Tuesday, September 21, 2010

Love & Respect - a critique

I've had a slight interest in at least skimming the Eggerich's book entitled "Love & Respect" for several years...but the only copy that's ever been in our house has departed.

So, when I stumbled across a ~25 minute interview on Focus on the Family w/ the Eggerich's discussing their Love & Respect book, I checked it out.

If the book coheres with the interview, I'm underwhelmed.

Bottom line: their thesis seems primarily an appeal to pragmatism (and to a lesser degree what might be termed natural law), even though it starts with what appears to be exposition.

As I've noted previously, any purely Biblical understanding of male and female must carefully consider (a) the historical events that led to this feature in nature, and (b) God's explanation of the meaning of those events.
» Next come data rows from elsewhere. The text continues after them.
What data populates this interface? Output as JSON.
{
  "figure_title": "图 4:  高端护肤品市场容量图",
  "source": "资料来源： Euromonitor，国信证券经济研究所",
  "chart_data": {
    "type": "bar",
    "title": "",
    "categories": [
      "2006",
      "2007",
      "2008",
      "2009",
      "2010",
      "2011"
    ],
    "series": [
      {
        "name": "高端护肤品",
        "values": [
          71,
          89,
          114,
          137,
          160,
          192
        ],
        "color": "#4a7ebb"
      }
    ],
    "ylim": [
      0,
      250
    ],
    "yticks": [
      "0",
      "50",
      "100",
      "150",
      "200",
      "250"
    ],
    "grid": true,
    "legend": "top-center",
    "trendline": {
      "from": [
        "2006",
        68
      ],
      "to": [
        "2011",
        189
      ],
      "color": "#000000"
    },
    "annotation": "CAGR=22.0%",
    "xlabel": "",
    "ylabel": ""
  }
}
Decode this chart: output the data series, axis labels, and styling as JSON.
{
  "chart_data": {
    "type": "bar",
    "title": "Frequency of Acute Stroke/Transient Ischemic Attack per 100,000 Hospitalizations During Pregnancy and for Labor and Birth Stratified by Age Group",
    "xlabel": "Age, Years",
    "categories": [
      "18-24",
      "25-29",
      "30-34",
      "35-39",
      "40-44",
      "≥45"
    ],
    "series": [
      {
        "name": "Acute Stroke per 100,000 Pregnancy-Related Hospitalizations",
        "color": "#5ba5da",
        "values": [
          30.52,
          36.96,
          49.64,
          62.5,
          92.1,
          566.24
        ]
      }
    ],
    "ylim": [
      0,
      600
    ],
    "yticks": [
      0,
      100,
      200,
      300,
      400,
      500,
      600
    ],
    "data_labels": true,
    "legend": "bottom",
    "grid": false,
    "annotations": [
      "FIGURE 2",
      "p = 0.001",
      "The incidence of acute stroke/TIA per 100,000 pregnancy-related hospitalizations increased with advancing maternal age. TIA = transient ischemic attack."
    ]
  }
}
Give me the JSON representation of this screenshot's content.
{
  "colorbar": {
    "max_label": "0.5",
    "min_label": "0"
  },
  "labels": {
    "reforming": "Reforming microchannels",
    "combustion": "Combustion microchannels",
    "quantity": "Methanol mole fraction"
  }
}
I just don't see how you deny distinctive male & female roles in (a) the family and (b) the church, unless you insist that your experience, context, and reason trump God's explanation of what was created.

Which is why the Eggerich's reasoning makes me uneasy...it seems to drift toward a synthesis of Biblical and cultural perspectives (e.g., see www.cbeinternational.org for one such synthesis) instead of clearly stating trans-cultural Biblical truth (e.g., www.cbmw.org does an excellent job in this area).

Disappointing, but not surprising. Most popular "Christian" non-fiction these days is weak theologically (and occasionally, flat-out heretical).

I've been working my way through David Wells' trilogy on the death of theology the past few months...when I get around to posting some thoughts on it, I'll elaborate.